8 mi of trails, open from dawn until dusk, wind through distinct plant communities of San Elijo Lagoon Ecological Reserve. A short hike to see the wetlands begins at the Nature Center in a 1/4 mi loop with views of the lagoon and salt marsh habitat animal sightings. Other trails take about 1.5 hours to complete. Most are considered easy to moderate for hiking and jogging. There are no restroom facilities located on the trails. Dogs are allowed on leashes. All wildlife and natural resources are fully protected in the California state and county reserve.

==Scientific monitoring==

Successful efforts by County of San Diego, State of California, and Nature Collective have greatly improved water quality, habitat, and biodiversity. There are actively maintained projects that focus on water quality testing, habitat restoration, invasive plant removal, and bird counts.
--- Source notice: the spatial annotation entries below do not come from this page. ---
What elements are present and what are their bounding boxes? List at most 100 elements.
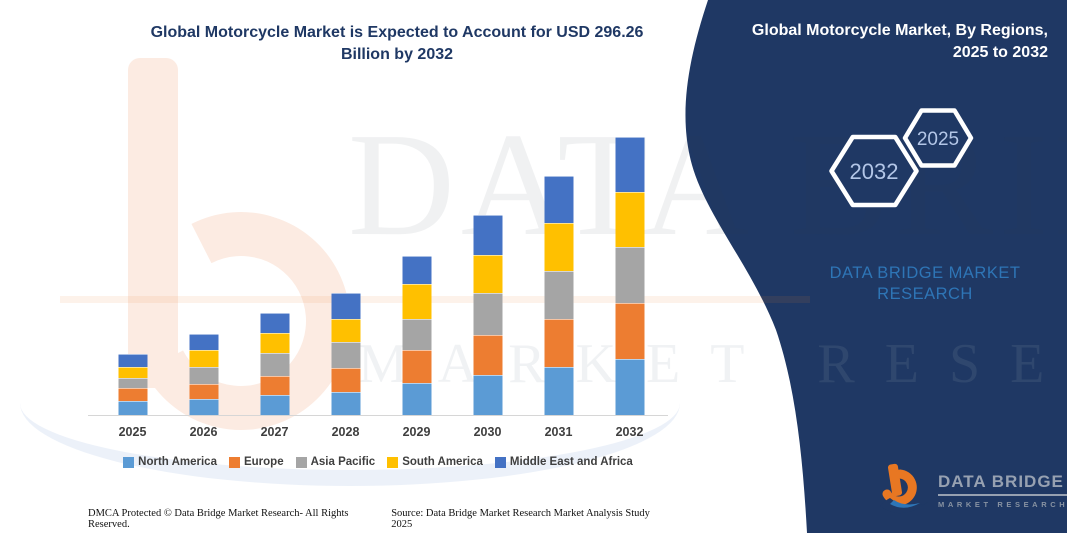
footer-source-text: Source: Data Bridge Market Research Mark… [391, 508, 650, 530]
chart-title-line2: Billion by 2032 [340, 46, 454, 63]
x-axis-label-2030: 2030 [473, 425, 502, 439]
x-axis-label-2026: 2026 [189, 425, 218, 439]
bar-column-2028 [310, 136, 381, 415]
legend-item-asia-pacific: Asia Pacific [295, 456, 376, 468]
legend-label-south-america: South America [402, 456, 483, 468]
bar-segment-asia-pacific-2029 [402, 319, 431, 350]
bar-segment-south-america-2029 [402, 283, 431, 320]
x-axis-line [88, 415, 668, 416]
bar-stack-2032 [615, 136, 644, 415]
bar-column-2031 [523, 136, 594, 415]
legend-swatch-north-america [123, 456, 135, 468]
panel-heading-line2: 2025 to 2032 [952, 44, 1048, 61]
logo-subtitle-text: MARKET RESEARCH [938, 499, 1067, 509]
legend-swatch-south-america [387, 456, 399, 468]
hexagon-2032-label: 2032 [850, 159, 899, 184]
bar-segment-middle-east-and-africa-2032 [615, 136, 644, 192]
data-bridge-logo-icon [880, 463, 928, 514]
bar-segment-middle-east-and-africa-2030 [473, 215, 502, 256]
panel-brand-text: DATA BRIDGE MARKET RESEARCH [805, 263, 1045, 305]
panel-brand-line2: RESEARCH [877, 285, 973, 303]
legend-swatch-middle-east-and-africa [494, 456, 506, 468]
bar-segment-middle-east-and-africa-2028 [331, 293, 360, 319]
bar-segment-europe-2030 [473, 335, 502, 376]
bar-column-2029 [381, 136, 452, 415]
bar-stack-2027 [260, 313, 289, 415]
bar-segment-north-america-2031 [544, 367, 573, 415]
legend-label-europe: Europe [243, 456, 284, 468]
bar-stack-2031 [544, 175, 573, 415]
bar-segment-north-america-2028 [331, 392, 360, 415]
bar-segment-south-america-2026 [189, 350, 218, 367]
bar-segment-middle-east-and-africa-2027 [260, 313, 289, 334]
bar-segment-asia-pacific-2025 [118, 378, 147, 389]
bar-column-2025 [97, 136, 168, 415]
legend-item-middle-east-and-africa: Middle East and Africa [494, 456, 633, 468]
legend-label-north-america: North America [138, 456, 217, 468]
legend-item-south-america: South America [387, 456, 483, 468]
bar-segment-north-america-2030 [473, 375, 502, 415]
bar-segment-europe-2031 [544, 319, 573, 368]
bar-segment-europe-2029 [402, 349, 431, 383]
panel-heading-line1: Global Motorcycle Market, By Regions, [751, 22, 1048, 39]
x-axis-label-2028: 2028 [331, 425, 360, 439]
panel-brand-line1: DATA BRIDGE MARKET [829, 264, 1021, 282]
bar-segment-europe-2028 [331, 368, 360, 393]
bar-column-2030 [452, 136, 523, 415]
bar-column-2026 [168, 136, 239, 415]
legend-label-middle-east-and-africa: Middle East and Africa [509, 456, 633, 468]
bar-segment-middle-east-and-africa-2026 [189, 334, 218, 351]
footer-dmca-text: DMCA Protected © Data Bridge Market Rese… [88, 508, 349, 530]
bar-segment-asia-pacific-2028 [331, 342, 360, 369]
x-axis-label-2025: 2025 [118, 425, 147, 439]
chart-title: Global Motorcycle Market is Expected to … [88, 22, 706, 66]
hexagon-2032: 2032 [829, 134, 919, 208]
company-logo: DATA BRIDGE MARKET RESEARCH [878, 462, 1067, 518]
panel-heading: Global Motorcycle Market, By Regions, 20… [718, 20, 1048, 64]
logo-name-text: DATA BRIDGE [938, 472, 1067, 496]
bar-column-2032 [594, 136, 665, 415]
bar-stack-2029 [402, 255, 431, 415]
hexagon-2025-label: 2025 [917, 129, 959, 150]
year-hexagons: 2025 2032 [829, 108, 974, 208]
x-axis-label-2029: 2029 [402, 425, 431, 439]
logo-text-block: DATA BRIDGE MARKET RESEARCH [938, 472, 1067, 509]
legend-label-asia-pacific: Asia Pacific [310, 456, 376, 468]
bar-segment-asia-pacific-2031 [544, 270, 573, 320]
x-axis-label-2027: 2027 [260, 425, 289, 439]
chart-title-line1: Global Motorcycle Market is Expected to … [150, 24, 644, 41]
footer: DMCA Protected © Data Bridge Market Rese… [88, 508, 672, 530]
x-axis-label-2032: 2032 [615, 425, 644, 439]
bar-segment-europe-2027 [260, 376, 289, 395]
bar-segment-europe-2026 [189, 383, 218, 399]
bar-segment-south-america-2030 [473, 255, 502, 293]
bar-segment-asia-pacific-2026 [189, 366, 218, 384]
bar-stack-2025 [118, 353, 147, 415]
legend-swatch-europe [228, 456, 240, 468]
bar-segment-asia-pacific-2032 [615, 246, 644, 303]
chart-legend: North America Europe Asia Pacific South Ame… [88, 456, 668, 468]
x-axis-labels: 2025 2026 2027 2028 2029 2030 2031 2032 [97, 425, 665, 439]
bars-area [97, 136, 665, 415]
bar-segment-europe-2032 [615, 302, 644, 359]
bar-segment-middle-east-and-africa-2031 [544, 175, 573, 224]
bar-segment-north-america-2025 [118, 400, 147, 415]
bar-segment-europe-2025 [118, 388, 147, 401]
bar-segment-south-america-2025 [118, 366, 147, 379]
legend-item-north-america: North America [123, 456, 217, 468]
bar-segment-middle-east-and-africa-2025 [118, 353, 147, 367]
hexagon-2025: 2025 [902, 108, 974, 168]
bar-column-2027 [239, 136, 310, 415]
bar-segment-north-america-2029 [402, 382, 431, 415]
legend-swatch-asia-pacific [295, 456, 307, 468]
bar-segment-asia-pacific-2030 [473, 292, 502, 336]
bar-segment-south-america-2032 [615, 191, 644, 247]
legend-item-europe: Europe [228, 456, 284, 468]
bar-segment-north-america-2026 [189, 398, 218, 415]
bar-stack-2030 [473, 215, 502, 415]
bar-stack-2028 [331, 293, 360, 415]
bar-stack-2026 [189, 334, 218, 415]
bar-segment-north-america-2032 [615, 358, 644, 415]
bar-segment-middle-east-and-africa-2029 [402, 255, 431, 284]
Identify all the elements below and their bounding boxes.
There are continuous and weekly water quality measurements taken of the lagoon's water that test the water for dissolved oxygen, temperature, salinity, chlorophyll, and pH levels. The water measurements help determine the health of the ecosystem and also when mouth of the lagoon should be reopened. The lagoon’s mouth, located at Cardiff State Beach, is mechanically dredged and reopened each spring following the last winter storm. The opening of the mouth of the lagoon restores the tidal circulation between the lagoon and the ocean which ensures a healthier ecosystem.
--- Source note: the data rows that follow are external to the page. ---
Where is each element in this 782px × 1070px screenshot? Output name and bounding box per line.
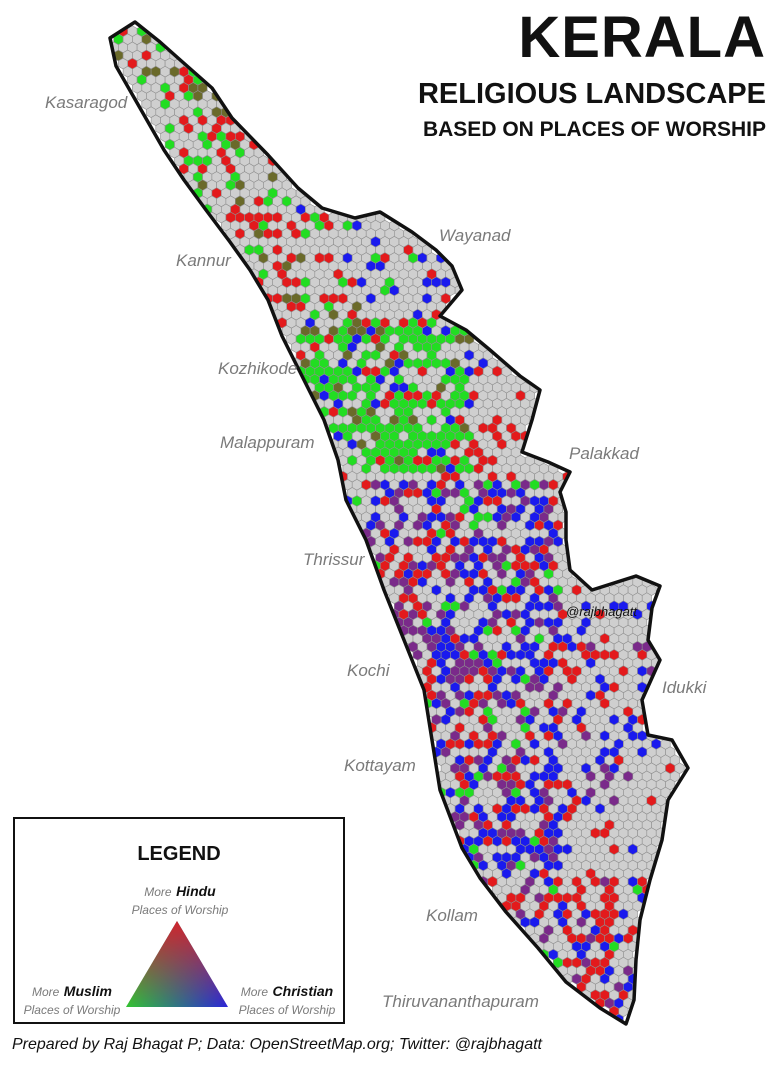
district-label-kochi: Kochi bbox=[347, 661, 390, 680]
legend-christian-label: More Christian Places of Worship bbox=[238, 983, 336, 1017]
map-subtitle-2: BASED ON PLACES OF WORSHIP bbox=[422, 118, 766, 141]
map-subtitle: RELIGIOUS LANDSCAPE bbox=[417, 78, 766, 110]
state-boundary bbox=[108, 20, 690, 1026]
legend-hindu-label: More Hindu Places of Worship bbox=[131, 883, 229, 917]
district-label-idukki: Idukki bbox=[662, 678, 707, 697]
legend-title: LEGEND bbox=[137, 843, 221, 865]
district-label-kottayam: Kottayam bbox=[344, 756, 416, 775]
legend: LEGEND More Hindu Places of Worship More… bbox=[13, 817, 345, 1024]
district-label-kozhikode: Kozhikode bbox=[218, 359, 298, 378]
watermark-handle: @rajbhagatt bbox=[566, 604, 638, 619]
credit-line: Prepared by Raj Bhagat P; Data: OpenStre… bbox=[12, 1036, 542, 1053]
district-label-kannur: Kannur bbox=[176, 251, 231, 270]
district-label-wayanad: Wayanad bbox=[439, 226, 511, 245]
district-label-kollam: Kollam bbox=[426, 906, 478, 925]
district-label-kasaragod: Kasaragod bbox=[45, 93, 128, 112]
hex-grid bbox=[110, 25, 685, 1024]
district-label-palakkad: Palakkad bbox=[569, 444, 639, 463]
map-title: KERALA bbox=[518, 5, 766, 70]
legend-muslim-label: More Muslim Places of Worship bbox=[23, 983, 121, 1017]
district-label-thrissur: Thrissur bbox=[303, 550, 365, 569]
district-label-thiruvananthapuram: Thiruvananthapuram bbox=[382, 992, 539, 1011]
legend-ternary-triangle bbox=[126, 921, 228, 1007]
district-label-malappuram: Malappuram bbox=[220, 433, 315, 452]
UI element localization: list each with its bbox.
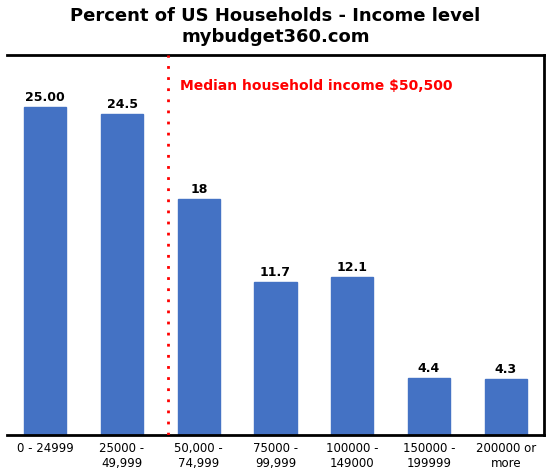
Text: 18: 18 xyxy=(190,183,208,196)
Bar xyxy=(331,277,374,436)
Bar xyxy=(484,379,527,436)
Text: Median household income $50,500: Median household income $50,500 xyxy=(180,79,452,93)
Text: 4.4: 4.4 xyxy=(418,361,440,374)
Text: 24.5: 24.5 xyxy=(106,98,138,110)
Text: 12.1: 12.1 xyxy=(337,260,368,273)
Bar xyxy=(255,282,296,436)
Bar xyxy=(177,199,220,436)
Text: 11.7: 11.7 xyxy=(260,265,291,278)
Bar xyxy=(101,115,143,436)
Text: 25.00: 25.00 xyxy=(25,91,65,104)
Bar xyxy=(24,108,67,436)
Title: Percent of US Households - Income level
mybudget360.com: Percent of US Households - Income level … xyxy=(71,7,480,46)
Bar xyxy=(408,378,450,436)
Text: 4.3: 4.3 xyxy=(495,362,517,375)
Restoring native plants and removing invasive plant species helps restore the native habitat. This is important since numerous organisms rely on native plants for food and protection. Invasive plants upset the ecosystem by crowding out and out-competing native vegetation. The invasive plants are removed by either spraying herbicide or by manual pulling. Native plants are then planted to restore the habitat.

Bird counts are conducted on a monthly basis in the lagoon. Approximately 40% of all bird species in North America have been spotted in the lagoon. Conducting the bird count helps keep track of how some of the threatened and endangered species are doing.